Thursday, October 16, 2008

Mukhriz and Khairy: Battle of the princes-in-waiting

Khairy Jamaluddin and Mukhriz Mahathir
heading towards clash for Umno Youth top post
a proxy battle
for their fathers, some say

October 16, 2008

THEIR fight for the top post in Umno Youth has been described as a proxy war between PM Abdullah Badawi and former premier Mahathir Mohamad.

Click to see larger image
NEXT IN LINE: Mr Khairy Jamaluddin (below) and Mr Mukhriz Mahathir (above) are tussling for the Umno Youth leadership position. PICTURES: CHINA PRESS, SINCHEW DAILY

Mr Khairy Jamaluddin is PM Abdullah's son-in-law and Mr Mukhriz Mahathir is Dr Mahathir's son.

So far, it seems that the Abdullah camp is faltering: The PM has announced he will not contest party polls next year and Mr Khairy is trailing behind Mr Mukhriz in latest nominations.

Mr Mukhriz, 44, has cleared the requisite 38 nominations while Mr Khairy, 32, has 20.

Despite this, many still expect Mr Khairy, a Rembau MP, to clear his first hurdle.

To date, 119 youth divisions have yet to hold their meetings to decide on which candidate to support.

Even though two other candidates have thrown their hats into the ring for the post, Umno watchers are focused on the Khairy-Mukhriz battle.

Click to see larger image

Mr Khairy's rise to power within a short time is phenomenal.

In the span of a few years, he has gone from a special assistant to PM Abdullah to Umno Youth deputy chief and a Member of Parliament.

But his close association with his father-in-law has attracted critics, most vocal of whom is Dr Mahathir.

Jerlun MP Mukhriz, on the other hand, has been praised for his maturity and wisdom, said the New Straits Times.
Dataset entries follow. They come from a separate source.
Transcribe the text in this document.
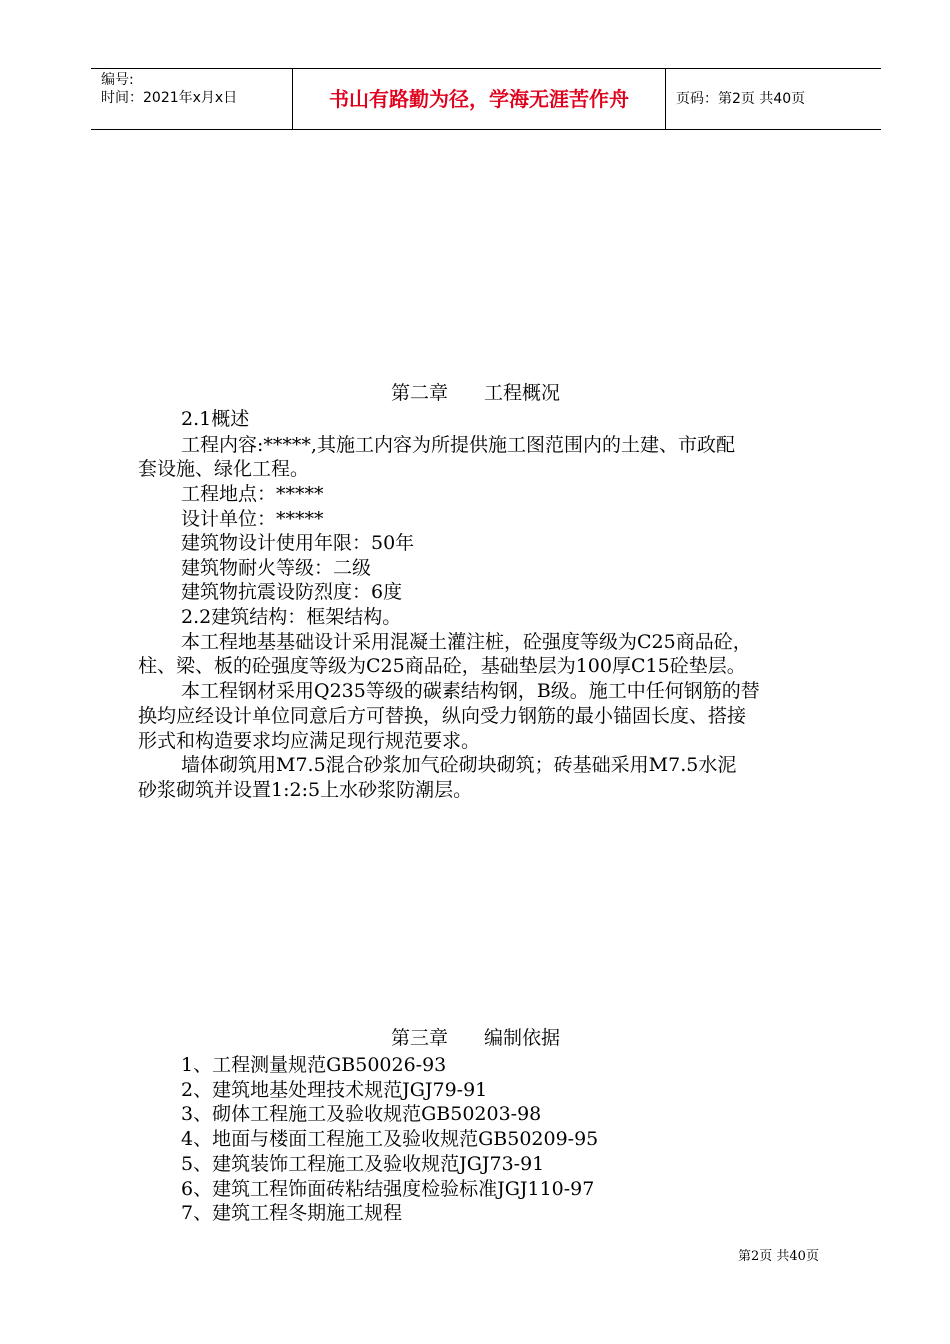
编号:
时间：2021年x月x日	书山有路勤为径，学海无涯苦作舟	页码：第2页 共40页
第二章 工程概况
2.1概述
工程内容:*****,其施工内容为所提供施工图范围内的土建、市政配
套设施、绿化工程。
工程地点：*****
设计单位：*****
建筑物设计使用年限：50年
建筑物耐火等级：二级
建筑物抗震设防烈度：6度
2.2建筑结构：框架结构。
本工程地基基础设计采用混凝土灌注桩，砼强度等级为C25商品砼，
柱、梁、板的砼强度等级为C25商品砼，基础垫层为100厚C15砼垫层。
本工程钢材采用Q235等级的碳素结构钢，B级。施工中任何钢筋的替
换均应经设计单位同意后方可替换，纵向受力钢筋的最小锚固长度、搭接
形式和构造要求均应满足现行规范要求。
墙体砌筑用M7.5混合砂浆加气砼砌块砌筑；砖基础采用M7.5水泥
砂浆砌筑并设置1:2:5上水砂浆防潮层。
第三章 编制依据
1、工程测量规范GB50026-93
2、建筑地基处理技术规范JGJ79-91
3、砌体工程施工及验收规范GB50203-98
4、地面与楼面工程施工及验收规范GB50209-95
5、建筑装饰工程施工及验收规范JGJ73-91
6、建筑工程饰面砖粘结强度检验标准JGJ110-97
7、建筑工程冬期施工规程
第2页 共40页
His quiet ways have long given him solid support from members: He was the Youth exco member who gained the most votes in the last party election.

Yet critics feel he is his father's puppet and that his political career would be continuously influenced by Dr Mahathir.


He even acknowledges this himself.

Said Mr Mukhriz in a recent interview: 'I don't even pretend to disassociate myself from him. I can't. I do agree with many things he says, and I'm proud of him.

'You may say it's an unfair advantage but I think by now, people would have seen that I'm my own man .'

Political legacies aside, both men will have to convince their supporters that they can do the job.

And the key issue at stake is younger voters. Umno Youth failed to deliver the young Malay votes in the 8 Mar general election. Umno's candidate also lost the support of younger voters in the Permatang Pauh by-election in August.

The new leader therefore faces the tough task of reinventing the wing and winning back the young ground.

And both have been hard at work sweetening the ground.

Mr Khairy has campaigned extensively the last few months and even has a 'war team' comprising some seasoned faces including a former journalist and a couple of bright, young individuals.

Mr Mukhriz's strategy has been to cast himself as the underdog, sincere and able.

He claimed: 'I notice that they share my views, that Umno needs a drastic renewal among the young people. My 'Dare to Change' campaign tagline has been accepted and is palatable to them.'

Noted Umno Youth politician Zulflida Tahmali: 'The wind for Mukhriz is very powerful this time.'

Others say that age is Khairy's advantage as he can relate more to the grassroots - the youths - he needs to engage if he wins.

It may be early days yet, but it is certain that whoever wins has a chance not only to carve a prestigious political career, but continue a political legacy.